Câmara dos Deputados Avança na Valorização dos Profissionais da Educação
A Câmara dos Deputados deu um passo significativo para a valorização dos profissionais que atuam na educação básica pública, mas fora das salas de aula. Um projeto de lei que estabelece um piso salarial nacional para esses trabalhadores foi aprovado em caráter conclusivo pela Comissão de Constituição e Justiça e de Cidadania (CCJ). Agora, a proposta seguirá para análise do Senado Federal, com previsão de discussão ao longo de 2026.
De acordo com a proposta, o vencimento inicial para esses profissionais deverá corresponder a, no mínimo, 75% do salário mínimo nacional dos professores da educação básica. A medida tem como objetivo enfrentar uma desigualdade histórica nas redes públicas de ensino, onde funções essenciais ao funcionamento das escolas frequentemente recebem remunerações baixas e têm pouca visibilidade nas políticas de valorização educacional.

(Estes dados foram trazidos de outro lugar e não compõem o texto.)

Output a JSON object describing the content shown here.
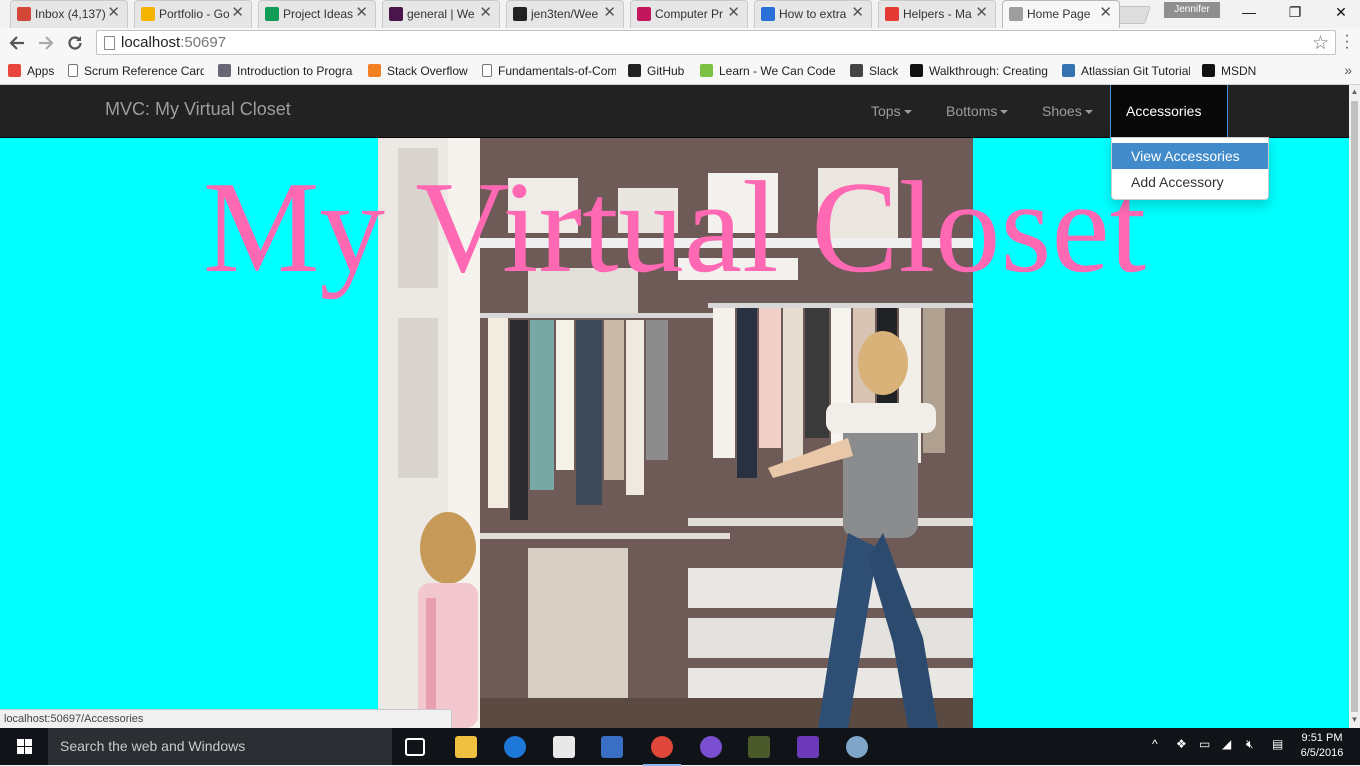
{
  "browser": {
    "tabs": [
      {
        "title": "Inbox (4,137)",
        "color": "#d44638"
      },
      {
        "title": "Portfolio - Go",
        "color": "#f4b400"
      },
      {
        "title": "Project Ideas",
        "color": "#0f9d58"
      },
      {
        "title": "general | We",
        "color": "#4a154b"
      },
      {
        "title": "jen3ten/Wee",
        "color": "#222222"
      },
      {
        "title": "Computer Pr",
        "color": "#c2185b"
      },
      {
        "title": "How to extra",
        "color": "#2a6fd6"
      },
      {
        "title": "Helpers - Ma",
        "color": "#e53935"
      },
      {
        "title": "Home Page",
        "color": "#9e9e9e",
        "active": true
      }
    ],
    "close_glyph": "✕",
    "user_name": "Jennifer",
    "window_controls": {
      "minimize": "—",
      "maximize": "❐",
      "close": "✕"
    },
    "url_host": "localhost",
    "url_port": ":50697",
    "bookmarks": [
      {
        "label": "Apps",
        "icon": "apps-grid-icon"
      },
      {
        "label": "Scrum Reference Card",
        "icon": "page-icon"
      },
      {
        "label": "Introduction to Progra",
        "icon": "airplane-icon"
      },
      {
        "label": "Stack Overflow",
        "icon": "stackoverflow-icon"
      },
      {
        "label": "Fundamentals-of-Com",
        "icon": "page-icon"
      },
      {
        "label": "GitHub",
        "icon": "github-icon"
      },
      {
        "label": "Learn - We Can Code",
        "icon": "wecancode-icon"
      },
      {
        "label": "Slack",
        "icon": "slack-icon"
      },
      {
        "label": "Walkthrough: Creating",
        "icon": "msdn-m-icon"
      },
      {
        "label": "Atlassian Git Tutorial",
        "icon": "atlassian-icon"
      },
      {
        "label": "MSDN",
        "icon": "msdn-m-icon"
      }
    ],
    "bookmarks_more": "»",
    "status_url": "localhost:50697/Accessories"
  },
  "site": {
    "brand": "MVC: My Virtual Closet",
    "nav": [
      {
        "label": "Tops"
      },
      {
        "label": "Bottoms"
      },
      {
        "label": "Shoes"
      },
      {
        "label": "Accessories",
        "open": true
      }
    ],
    "dropdown": [
      "View Accessories",
      "Add Accessory"
    ],
    "hero_title": "My Virtual Closet",
    "background_color": "#00ffff",
    "title_color": "#ff69b4"
  },
  "taskbar": {
    "search_placeholder": "Search the web and Windows",
    "time": "9:51 PM",
    "date": "6/5/2016"
  }
}
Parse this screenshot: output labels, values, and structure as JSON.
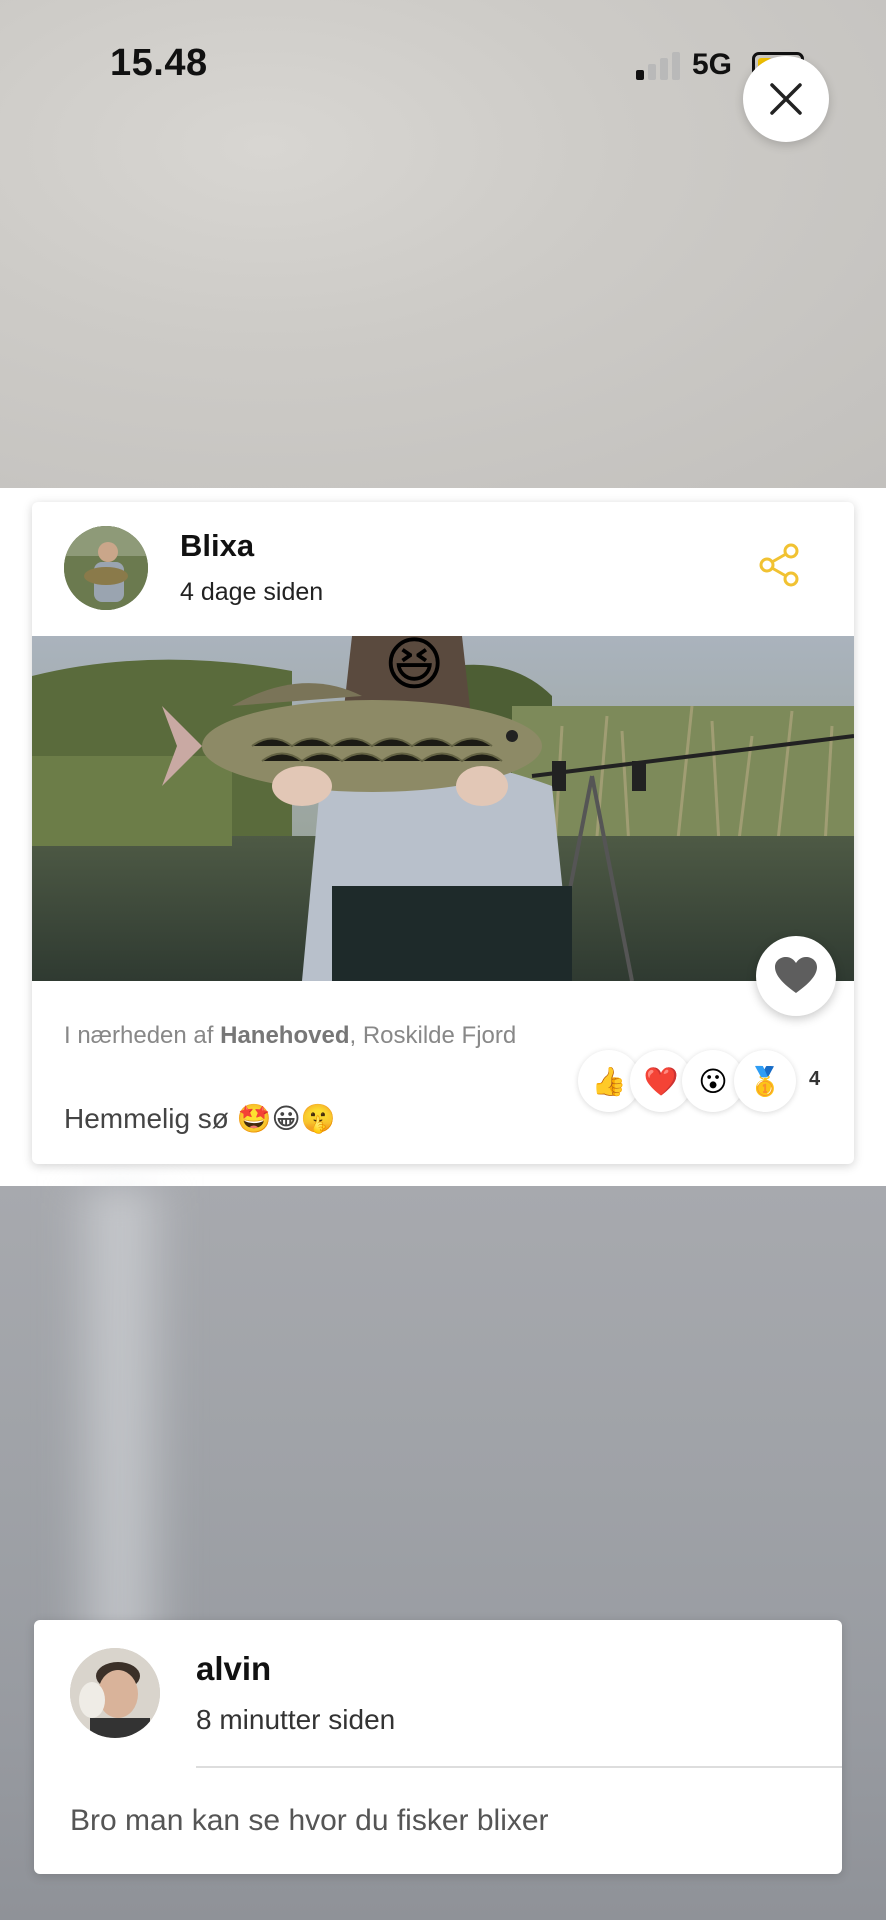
{
  "status_bar": {
    "time": "15.48",
    "network": "5G",
    "battery_level": 0.25,
    "battery_color": "#f2c100"
  },
  "close_button": {
    "icon": "close-icon"
  },
  "post": {
    "author": "Blixa",
    "time_ago": "4 dage siden",
    "share_icon": "share-icon",
    "share_color": "#f1c232",
    "location_prefix": "I nærheden af ",
    "location_place": "Hanehoved",
    "location_suffix": ", Roskilde Fjord",
    "caption": "Hemmelig sø 🤩😀🤫",
    "like_icon": "heart-icon",
    "reactions": [
      "👍",
      "❤️",
      "😮",
      "🥇"
    ],
    "reaction_count": "4",
    "photo_overlay_emoji": "😆"
  },
  "comment": {
    "author": "alvin",
    "time_ago": "8 minutter siden",
    "text": "Bro man kan se hvor du fisker blixer"
  }
}
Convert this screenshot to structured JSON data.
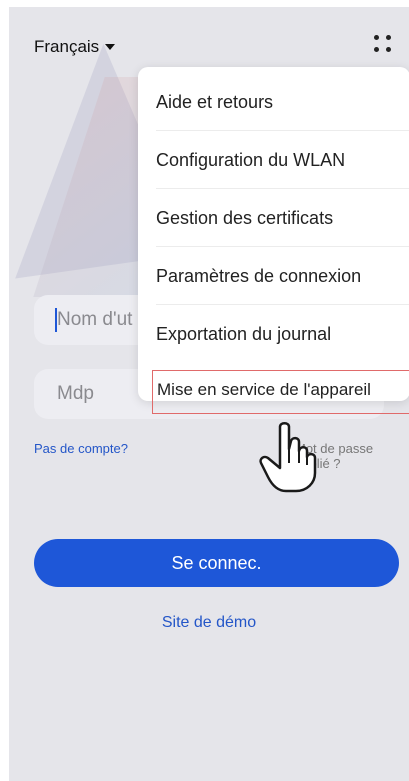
{
  "header": {
    "language": "Français"
  },
  "menu": {
    "items": [
      {
        "label": "Aide et retours"
      },
      {
        "label": "Configuration du WLAN"
      },
      {
        "label": "Gestion des certificats"
      },
      {
        "label": "Paramètres de connexion"
      },
      {
        "label": "Exportation du journal"
      },
      {
        "label": "Mise en service de l'appareil"
      }
    ]
  },
  "form": {
    "username_placeholder": "Nom d'ut",
    "password_placeholder": "Mdp",
    "no_account": "Pas de compte?",
    "forgot": "Mot de passe oublié ?",
    "login_button": "Se connec.",
    "demo_link": "Site de démo"
  },
  "colors": {
    "accent": "#1e57d8",
    "link": "#2456c8",
    "highlight": "#e06a6a"
  },
  "icons": {
    "more": "more-dots-icon",
    "pointer": "hand-pointer-icon"
  }
}
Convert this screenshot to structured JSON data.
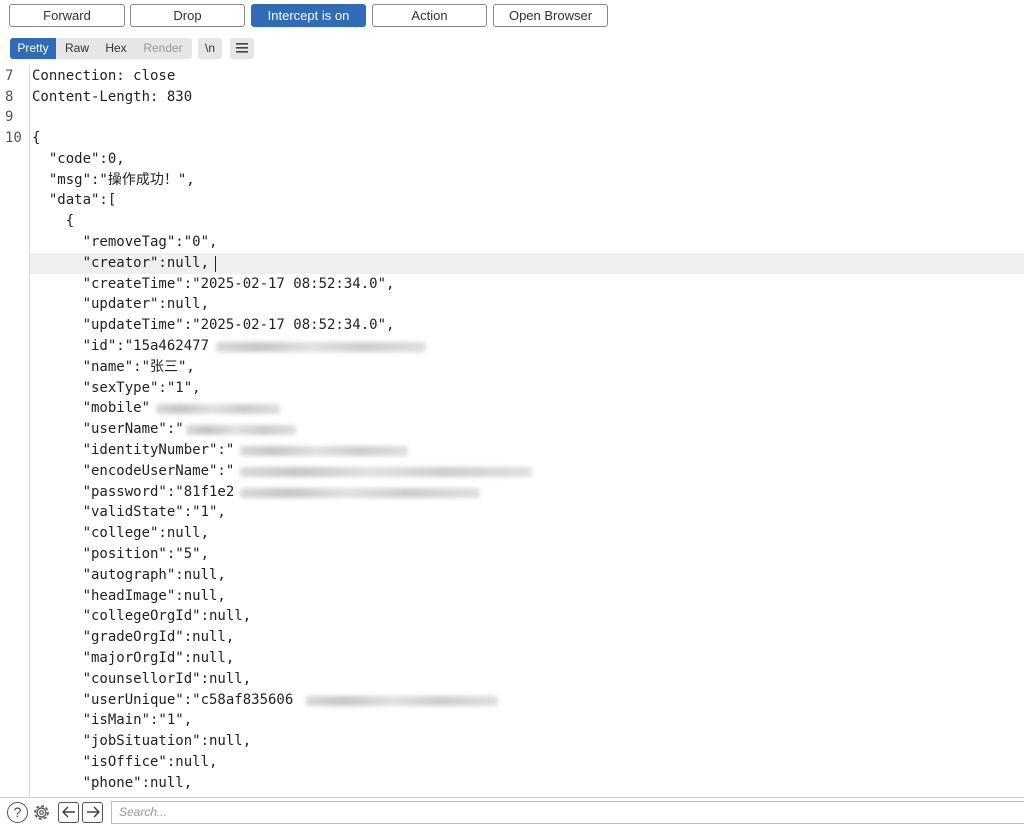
{
  "toolbar": {
    "buttons": [
      {
        "label": "Forward"
      },
      {
        "label": "Drop"
      },
      {
        "label": "Intercept is on"
      },
      {
        "label": "Action"
      },
      {
        "label": "Open Browser"
      }
    ]
  },
  "view_tabs": {
    "pretty": "Pretty",
    "raw": "Raw",
    "hex": "Hex",
    "render": "Render",
    "newline_toggle": "\\n",
    "menu_icon": "hamburger-icon"
  },
  "editor": {
    "lines": [
      {
        "num": "7",
        "text": "Connection: close"
      },
      {
        "num": "8",
        "text": "Content-Length: 830"
      },
      {
        "num": "9",
        "text": ""
      },
      {
        "num": "10",
        "text": "{"
      },
      {
        "num": "",
        "text": "  \"code\":0,"
      },
      {
        "num": "",
        "text": "  \"msg\":\"操作成功！\","
      },
      {
        "num": "",
        "text": "  \"data\":["
      },
      {
        "num": "",
        "text": "    {"
      },
      {
        "num": "",
        "text": "      \"removeTag\":\"0\","
      },
      {
        "num": "",
        "text": "      \"creator\":null,"
      },
      {
        "num": "",
        "text": "      \"createTime\":\"2025-02-17 08:52:34.0\","
      },
      {
        "num": "",
        "text": "      \"updater\":null,"
      },
      {
        "num": "",
        "text": "      \"updateTime\":\"2025-02-17 08:52:34.0\","
      },
      {
        "num": "",
        "text": "      \"id\":\"15a462477"
      },
      {
        "num": "",
        "text": "      \"name\":\"张三\","
      },
      {
        "num": "",
        "text": "      \"sexType\":\"1\","
      },
      {
        "num": "",
        "text": "      \"mobile\""
      },
      {
        "num": "",
        "text": "      \"userName\":\""
      },
      {
        "num": "",
        "text": "      \"identityNumber\":\""
      },
      {
        "num": "",
        "text": "      \"encodeUserName\":\""
      },
      {
        "num": "",
        "text": "      \"password\":\"81f1e2"
      },
      {
        "num": "",
        "text": "      \"validState\":\"1\","
      },
      {
        "num": "",
        "text": "      \"college\":null,"
      },
      {
        "num": "",
        "text": "      \"position\":\"5\","
      },
      {
        "num": "",
        "text": "      \"autograph\":null,"
      },
      {
        "num": "",
        "text": "      \"headImage\":null,"
      },
      {
        "num": "",
        "text": "      \"collegeOrgId\":null,"
      },
      {
        "num": "",
        "text": "      \"gradeOrgId\":null,"
      },
      {
        "num": "",
        "text": "      \"majorOrgId\":null,"
      },
      {
        "num": "",
        "text": "      \"counsellorId\":null,"
      },
      {
        "num": "",
        "text": "      \"userUnique\":\"c58af835606"
      },
      {
        "num": "",
        "text": "      \"isMain\":\"1\","
      },
      {
        "num": "",
        "text": "      \"jobSituation\":null,"
      },
      {
        "num": "",
        "text": "      \"isOffice\":null,"
      },
      {
        "num": "",
        "text": "      \"phone\":null,"
      }
    ]
  },
  "statusbar": {
    "help_icon": "help-icon",
    "settings_icon": "gear-icon",
    "back_icon": "arrow-left-icon",
    "forward_icon": "arrow-right-icon",
    "search_placeholder": "Search..."
  },
  "colors": {
    "accent": "#2f6cb5",
    "current_line": "#efefef"
  }
}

Reconhecimento da Importância dos Trabalhadores da Educação
O projeto destaca que a educação pública depende de uma extensa rede de trabalhadores que garantem o funcionamento diário das escolas. Dentro desse contexto, estão incluídos profissionais como assistentes administrativos, secretários escolares, cozinheiras, inspetores de alunos, porteiros e auxiliares de serviços gerais. Essas categorias desempenham atividades indispensáveis, que abrangem desde a gestão administrativa até a alimentação escolar, além de garantirem a segurança, limpeza e organização, contribuindo diretamente para o acolhimento dos estudantes durante todo o ano letivo.
Detalhes da Proposta e Análise na CCJ
O texto aprovado na CCJ é um substitutivo elaborado pela Comissão de Educação, que revisou o Projeto de Lei nº 2.531/2021. O relator, deputado Danilo Forte (União Brasil–CE), apresentou um parecer favorável à iniciativa, argumentando sobre sua constitucionalidade. Segundo Forte, o projeto respeita o pacto federativo ao estabelecer um piso nacional para o vencimento inicial, sem interferir na autonomia de estados, do Distrito Federal e dos municípios.
Preservação da Autonomia dos Entes Federativos
O relatório aprovado ressalta que a proposta não exige alterações nos planos de carreira existentes, nem cria novas gratificações ou estruturas administrativas. Cada ente federativo continuará responsável por organizar suas carreiras conforme sua situação financeira, desde que respeite o valor mínimo nacional instituído pela lei. Para Danilo Forte, essa abordagem assegura um equilíbrio entre a valorização profissional e o respeito às competências de cada esfera de governo.
Próximos Passos e Importância da Discussão
Durante os debates na CCJ, o relator enfatizou que a educação básica pública vai além da atuação dos professores. A rotina escolar, segundo ele, depende de aspectos como organização, limpeza, alimentação, controle de acesso e apoio constante aos estudantes, funções desempenhadas por profissionais que igualmente merecem reconhecimento e uma remuneração justa.
Por ter sido aprovado em caráter conclusivo, o projeto não precisa passar por votação no Plenário da Câmara, a menos que algum deputado apresente um recurso. Caso não haja contestação, o texto seguirá diretamente para o Senado Federal, onde será analisado em 2026, em um cenário que promete repleta de debates sobre financiamento da educação e valorização dos servidores públicos.